The New Zealand Herald

‘Bottom pinching’ example irks MP

- Claire Trevett

National MP Mark Mitchell has accused Justice Minister Andrew Little of “trivialisi­ng” an indecent assault in which a prisoner grabbed the bottom of a female prison officer.

The case was raised by Little in Parliament yesterday when Mitchell, National’s justice spokesman, was questionin­g him about the numbers in prison who were “low-level criminals”.

Mitchell had asked for an example of a “non-violent” assault after Little said more than 50 per cent of those who entered the prison system each year were convicted of crimes that did not involve violence.

Little referred to the conviction of the first “three-strikes” offender Raven Casey Campbell for indecent assault in 2016 for “pinching the bottom of a prison officer”.

He said that left Campbell facing the maximum seven-year prison sentence without parole because it was Campbell’s third conviction on a serious charge following conviction­s for robbery and aggravated robbery.

“The judge said he was not going to sentence anybody to seven years for pinching somebody’s bottom.”

Afterward Mitchell said the case in question was more serious than Little described it and he belittled the victim, who had to take stress leave as a result. The prison officer had said in her victim impact statement that she felt angry, frustrated and totally degraded and had since felt vulnerable and uneasy at work.

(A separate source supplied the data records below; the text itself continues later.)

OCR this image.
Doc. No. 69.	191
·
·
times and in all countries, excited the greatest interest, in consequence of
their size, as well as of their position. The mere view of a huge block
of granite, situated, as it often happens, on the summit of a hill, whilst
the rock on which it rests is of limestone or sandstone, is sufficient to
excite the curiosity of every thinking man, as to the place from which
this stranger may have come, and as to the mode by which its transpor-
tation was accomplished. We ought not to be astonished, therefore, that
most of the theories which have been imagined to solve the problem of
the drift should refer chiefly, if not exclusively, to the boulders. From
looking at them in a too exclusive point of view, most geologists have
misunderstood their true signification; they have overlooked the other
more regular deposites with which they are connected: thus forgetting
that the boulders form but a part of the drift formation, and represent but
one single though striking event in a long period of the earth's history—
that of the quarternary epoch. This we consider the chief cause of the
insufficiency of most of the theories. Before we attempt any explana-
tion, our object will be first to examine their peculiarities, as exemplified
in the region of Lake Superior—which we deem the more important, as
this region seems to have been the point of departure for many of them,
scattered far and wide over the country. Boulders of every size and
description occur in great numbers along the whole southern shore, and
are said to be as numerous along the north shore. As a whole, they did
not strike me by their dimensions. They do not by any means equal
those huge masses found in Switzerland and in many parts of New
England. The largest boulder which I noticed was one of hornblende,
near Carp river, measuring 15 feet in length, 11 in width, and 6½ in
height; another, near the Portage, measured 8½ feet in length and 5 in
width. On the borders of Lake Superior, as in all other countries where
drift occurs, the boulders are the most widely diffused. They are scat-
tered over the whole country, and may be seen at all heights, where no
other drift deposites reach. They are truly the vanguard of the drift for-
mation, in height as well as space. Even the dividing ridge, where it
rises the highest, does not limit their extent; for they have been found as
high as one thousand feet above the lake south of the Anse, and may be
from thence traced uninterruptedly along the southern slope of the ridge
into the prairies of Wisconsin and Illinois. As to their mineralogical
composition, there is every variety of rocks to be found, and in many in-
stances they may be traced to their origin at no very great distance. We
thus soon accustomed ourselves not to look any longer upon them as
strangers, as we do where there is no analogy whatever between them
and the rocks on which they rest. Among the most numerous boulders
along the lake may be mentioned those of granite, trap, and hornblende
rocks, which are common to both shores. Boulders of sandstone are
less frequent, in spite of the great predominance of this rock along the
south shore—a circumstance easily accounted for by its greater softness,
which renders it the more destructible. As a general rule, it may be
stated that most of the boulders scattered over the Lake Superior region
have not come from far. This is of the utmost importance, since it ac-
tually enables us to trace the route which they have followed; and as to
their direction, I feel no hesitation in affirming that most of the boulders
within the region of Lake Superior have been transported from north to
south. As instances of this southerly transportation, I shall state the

The judge’s sentencing notes stated Campbell had “grabbed her right buttock, squeezed it quite hard and held on for 1 to 2 seconds”. He had then refused to leave and had followed the guard to a gate and asked to talk to her.

“It beggars belief that the Justice Minister could so callously dismiss this as non-violent.

“He even attempted to minimise the offence by describing it as ‘pinching’ and suggested that it shouldn’t have even been categorise­d as an indecent assault.”

Little defended his decision to use that case as an example and said Mitchell was misreprese­nting him. He said indecent assault covered a range of actions, some more serious than others. “That action which that charge related to was pinching a prison officer’s bottom. Now that is a world of difference from other actions that result in a charge of indecent assault that are genuinely more offensive, are violent.”

Little is opposed to the threestrik­es legislatio­n and had sought to repeal it but that was dropped this week after NZ First said it would not support it.